As an agenda, I don’t think it is well understood but it is relevant to academic departments because everyone wants to get value for money from the things they do.
Working together, the departments can get much better value. If there’s a way of us working together in terms of our administration, while maintaining autonomy, that is what we are going to do. That way we can join up these activities, not just within services but between departments. If we can work together then clearly we can get economies of scale and, of course, we can get better value for money.
You have been chair of the London Universities Purchasing Consortium (LUPC) board. Can you highlight any examples of smarter procurement within London universities?
LUPC has been leading on this – we’ve just launched something called Ensemble Purchasing, which is a cost sharing group between four small specialist colleges in London to support their procurement work.

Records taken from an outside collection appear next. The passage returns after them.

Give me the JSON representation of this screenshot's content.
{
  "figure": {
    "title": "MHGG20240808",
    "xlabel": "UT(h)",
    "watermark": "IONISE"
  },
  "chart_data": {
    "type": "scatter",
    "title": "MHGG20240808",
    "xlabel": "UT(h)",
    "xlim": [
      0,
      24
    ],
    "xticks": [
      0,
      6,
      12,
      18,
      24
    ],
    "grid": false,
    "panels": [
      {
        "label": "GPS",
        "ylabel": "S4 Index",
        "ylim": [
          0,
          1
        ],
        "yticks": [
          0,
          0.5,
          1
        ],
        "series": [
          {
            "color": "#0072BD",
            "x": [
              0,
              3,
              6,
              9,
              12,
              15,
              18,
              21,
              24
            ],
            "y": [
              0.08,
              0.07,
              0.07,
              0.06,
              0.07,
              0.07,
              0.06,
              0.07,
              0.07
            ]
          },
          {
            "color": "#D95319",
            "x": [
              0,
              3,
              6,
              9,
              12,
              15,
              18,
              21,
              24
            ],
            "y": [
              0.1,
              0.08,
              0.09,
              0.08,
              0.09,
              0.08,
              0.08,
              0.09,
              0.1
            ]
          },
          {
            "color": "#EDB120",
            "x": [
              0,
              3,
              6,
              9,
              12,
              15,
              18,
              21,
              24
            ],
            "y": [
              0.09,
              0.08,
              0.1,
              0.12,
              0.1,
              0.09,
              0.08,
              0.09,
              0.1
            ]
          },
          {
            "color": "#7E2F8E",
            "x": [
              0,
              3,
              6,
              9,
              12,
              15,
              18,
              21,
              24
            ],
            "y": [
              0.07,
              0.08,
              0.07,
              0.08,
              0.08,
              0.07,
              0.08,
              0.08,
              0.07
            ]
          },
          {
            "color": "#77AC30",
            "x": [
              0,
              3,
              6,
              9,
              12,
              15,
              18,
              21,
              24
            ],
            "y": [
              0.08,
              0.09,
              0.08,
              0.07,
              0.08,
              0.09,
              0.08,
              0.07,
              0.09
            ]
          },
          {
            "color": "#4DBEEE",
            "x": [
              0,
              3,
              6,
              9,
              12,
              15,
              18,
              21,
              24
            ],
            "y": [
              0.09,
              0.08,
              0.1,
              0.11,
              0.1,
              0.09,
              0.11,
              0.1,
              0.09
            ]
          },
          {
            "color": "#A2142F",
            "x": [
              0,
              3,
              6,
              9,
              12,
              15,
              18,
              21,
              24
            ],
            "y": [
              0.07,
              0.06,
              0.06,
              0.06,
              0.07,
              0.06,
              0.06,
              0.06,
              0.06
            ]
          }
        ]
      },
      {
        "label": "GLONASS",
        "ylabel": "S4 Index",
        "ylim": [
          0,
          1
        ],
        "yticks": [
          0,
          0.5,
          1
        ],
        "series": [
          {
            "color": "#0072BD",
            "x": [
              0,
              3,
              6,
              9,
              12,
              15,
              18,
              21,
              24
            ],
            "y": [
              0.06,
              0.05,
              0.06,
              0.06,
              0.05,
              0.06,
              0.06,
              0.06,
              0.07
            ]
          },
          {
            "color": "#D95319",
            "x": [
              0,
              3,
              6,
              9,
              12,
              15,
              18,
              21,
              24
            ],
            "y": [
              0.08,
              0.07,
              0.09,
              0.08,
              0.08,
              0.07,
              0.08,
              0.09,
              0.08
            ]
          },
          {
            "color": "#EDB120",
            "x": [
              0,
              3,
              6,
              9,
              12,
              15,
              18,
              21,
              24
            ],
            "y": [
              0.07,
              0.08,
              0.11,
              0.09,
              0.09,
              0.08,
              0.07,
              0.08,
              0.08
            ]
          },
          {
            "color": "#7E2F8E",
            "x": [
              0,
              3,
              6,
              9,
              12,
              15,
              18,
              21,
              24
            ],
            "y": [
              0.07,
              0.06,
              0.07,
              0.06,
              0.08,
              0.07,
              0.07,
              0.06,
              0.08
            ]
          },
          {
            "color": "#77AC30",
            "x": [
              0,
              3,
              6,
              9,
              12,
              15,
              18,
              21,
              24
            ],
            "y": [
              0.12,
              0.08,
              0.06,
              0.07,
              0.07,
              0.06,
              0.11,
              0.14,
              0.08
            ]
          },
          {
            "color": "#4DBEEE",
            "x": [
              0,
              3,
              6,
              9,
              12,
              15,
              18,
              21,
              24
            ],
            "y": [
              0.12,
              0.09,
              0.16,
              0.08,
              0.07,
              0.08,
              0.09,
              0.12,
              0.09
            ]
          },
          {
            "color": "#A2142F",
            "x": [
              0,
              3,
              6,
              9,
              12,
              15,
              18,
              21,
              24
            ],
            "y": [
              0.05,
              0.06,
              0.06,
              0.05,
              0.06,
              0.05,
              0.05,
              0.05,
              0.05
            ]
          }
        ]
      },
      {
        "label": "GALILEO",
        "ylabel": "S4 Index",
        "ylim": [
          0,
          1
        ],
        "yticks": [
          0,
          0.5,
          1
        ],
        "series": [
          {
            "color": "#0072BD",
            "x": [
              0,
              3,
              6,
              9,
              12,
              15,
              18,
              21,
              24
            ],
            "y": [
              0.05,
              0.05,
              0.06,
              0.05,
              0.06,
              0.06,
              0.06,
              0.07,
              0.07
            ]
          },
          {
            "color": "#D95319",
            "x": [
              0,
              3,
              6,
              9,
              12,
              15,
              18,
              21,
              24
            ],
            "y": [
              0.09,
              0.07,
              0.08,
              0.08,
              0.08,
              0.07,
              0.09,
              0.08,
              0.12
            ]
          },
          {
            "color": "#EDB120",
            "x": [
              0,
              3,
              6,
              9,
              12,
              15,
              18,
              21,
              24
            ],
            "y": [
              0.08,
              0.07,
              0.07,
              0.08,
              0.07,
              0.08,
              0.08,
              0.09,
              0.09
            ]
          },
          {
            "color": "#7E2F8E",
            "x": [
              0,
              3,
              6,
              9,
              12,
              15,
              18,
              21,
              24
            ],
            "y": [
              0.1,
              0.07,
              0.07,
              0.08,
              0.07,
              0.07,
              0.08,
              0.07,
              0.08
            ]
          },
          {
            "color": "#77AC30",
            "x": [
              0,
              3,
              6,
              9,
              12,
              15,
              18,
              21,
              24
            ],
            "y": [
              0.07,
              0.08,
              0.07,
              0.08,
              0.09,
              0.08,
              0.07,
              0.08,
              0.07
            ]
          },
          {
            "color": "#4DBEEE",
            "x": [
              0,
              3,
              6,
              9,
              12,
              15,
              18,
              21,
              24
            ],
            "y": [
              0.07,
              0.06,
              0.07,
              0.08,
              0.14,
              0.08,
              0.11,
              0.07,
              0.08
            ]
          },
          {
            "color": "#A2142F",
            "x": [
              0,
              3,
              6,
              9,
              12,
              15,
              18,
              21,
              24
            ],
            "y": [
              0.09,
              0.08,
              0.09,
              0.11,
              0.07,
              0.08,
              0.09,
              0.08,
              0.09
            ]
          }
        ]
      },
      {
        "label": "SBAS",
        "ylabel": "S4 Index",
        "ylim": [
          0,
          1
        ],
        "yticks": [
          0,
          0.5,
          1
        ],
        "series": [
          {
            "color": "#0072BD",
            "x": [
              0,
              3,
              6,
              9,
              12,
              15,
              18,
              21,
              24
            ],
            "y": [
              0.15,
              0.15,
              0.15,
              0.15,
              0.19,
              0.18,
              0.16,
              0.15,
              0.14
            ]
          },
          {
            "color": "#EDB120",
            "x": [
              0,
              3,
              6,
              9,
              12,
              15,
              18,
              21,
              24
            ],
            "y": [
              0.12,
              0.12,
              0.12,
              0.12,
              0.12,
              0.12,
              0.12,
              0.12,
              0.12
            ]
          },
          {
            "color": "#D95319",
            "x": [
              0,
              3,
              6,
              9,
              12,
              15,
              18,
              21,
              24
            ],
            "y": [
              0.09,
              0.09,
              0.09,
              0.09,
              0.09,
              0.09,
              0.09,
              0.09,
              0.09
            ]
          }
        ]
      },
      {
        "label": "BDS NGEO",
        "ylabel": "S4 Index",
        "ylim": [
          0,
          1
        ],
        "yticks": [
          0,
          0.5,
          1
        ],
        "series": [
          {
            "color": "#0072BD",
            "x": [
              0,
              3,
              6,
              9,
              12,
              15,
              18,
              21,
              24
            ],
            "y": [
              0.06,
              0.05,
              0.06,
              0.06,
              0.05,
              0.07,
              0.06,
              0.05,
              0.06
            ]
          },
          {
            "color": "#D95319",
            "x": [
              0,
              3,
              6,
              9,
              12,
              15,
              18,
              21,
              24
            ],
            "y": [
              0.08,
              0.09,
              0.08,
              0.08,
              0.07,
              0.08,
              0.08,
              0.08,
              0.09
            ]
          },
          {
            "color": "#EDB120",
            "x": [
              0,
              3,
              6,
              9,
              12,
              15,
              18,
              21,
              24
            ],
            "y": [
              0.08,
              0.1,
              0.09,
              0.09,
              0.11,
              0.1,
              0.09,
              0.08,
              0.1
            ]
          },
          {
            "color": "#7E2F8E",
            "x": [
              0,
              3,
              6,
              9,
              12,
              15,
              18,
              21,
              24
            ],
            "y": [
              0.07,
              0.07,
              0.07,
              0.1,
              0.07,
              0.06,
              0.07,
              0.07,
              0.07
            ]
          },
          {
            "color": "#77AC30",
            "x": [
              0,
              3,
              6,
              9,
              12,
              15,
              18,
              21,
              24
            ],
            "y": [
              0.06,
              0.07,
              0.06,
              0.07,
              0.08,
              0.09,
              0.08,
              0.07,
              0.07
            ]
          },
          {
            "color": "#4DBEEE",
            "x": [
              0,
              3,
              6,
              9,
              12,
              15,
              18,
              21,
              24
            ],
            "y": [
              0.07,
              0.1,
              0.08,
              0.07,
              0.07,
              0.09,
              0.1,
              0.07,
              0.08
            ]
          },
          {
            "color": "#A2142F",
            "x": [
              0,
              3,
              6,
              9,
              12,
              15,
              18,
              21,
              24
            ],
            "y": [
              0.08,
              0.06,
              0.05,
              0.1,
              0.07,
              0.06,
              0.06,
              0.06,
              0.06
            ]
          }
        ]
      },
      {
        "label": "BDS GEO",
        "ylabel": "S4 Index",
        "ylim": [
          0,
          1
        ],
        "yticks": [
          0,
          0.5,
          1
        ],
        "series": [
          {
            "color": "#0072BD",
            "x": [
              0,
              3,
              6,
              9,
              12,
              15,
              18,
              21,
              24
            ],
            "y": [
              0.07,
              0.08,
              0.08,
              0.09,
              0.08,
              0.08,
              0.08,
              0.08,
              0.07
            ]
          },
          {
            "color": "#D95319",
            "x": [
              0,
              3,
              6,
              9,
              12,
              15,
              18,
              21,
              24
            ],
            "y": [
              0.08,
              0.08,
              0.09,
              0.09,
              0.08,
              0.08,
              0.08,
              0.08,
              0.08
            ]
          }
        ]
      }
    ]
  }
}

The Royal College of Music, The Royal Academy of Music, Trinity Laban Conservatoire of Music and Dance and the Royal College of Art have come together to share a procurement officer and I think they are going to get a second one too. Individually they are of a size where they could not support their own procurement officer and while LUPC can support them to a certain extent, it’s much better if you have your procurement officer because you can start to embed good practice within the organisations in so many areas.
LUPC often do OJEU work so our members do not have to and we also do national framework agreements which are shared across the other purchasing consortia in England. A great example is when we worked with Queen Mary, University of London to help them offer students course materials at a much reduced price, helping them to save money.
Have you ever drawn on the knowledge gained while studying for a PhD in Zoology in your career as a higher education administrator?
I don’t think the technical and zoological side has been a massive benefit, but actually the fact that I have been an academic is tremendously important.
I find it is very useful in terms of my being able to genuinely understand the challenges that academics face in doing their work. And I do understand that the vast majority of the time academics just want to be left alone.
Our challenge is to work with our academic colleagues and, as far as we possibly can, deliver our administration with minimal academic input. There are obviously times we can do that and times we can’t, but when you need that input to have an approach that is collaborative and which helps us work together as colleagues.
So many academics’ impression of administrators is a negative one and I have spent a lot of time trying to reverse that. Having said that, administration is a career and a profession. I’m very clear that we need to support our administrators with their careers as well. I’ve spent most of my life working between the two groups of people and that is something that I really enjoy.
Andrew Young is chief operating officer at the London School of Economics and chair of London Universities Purchasing Consortium.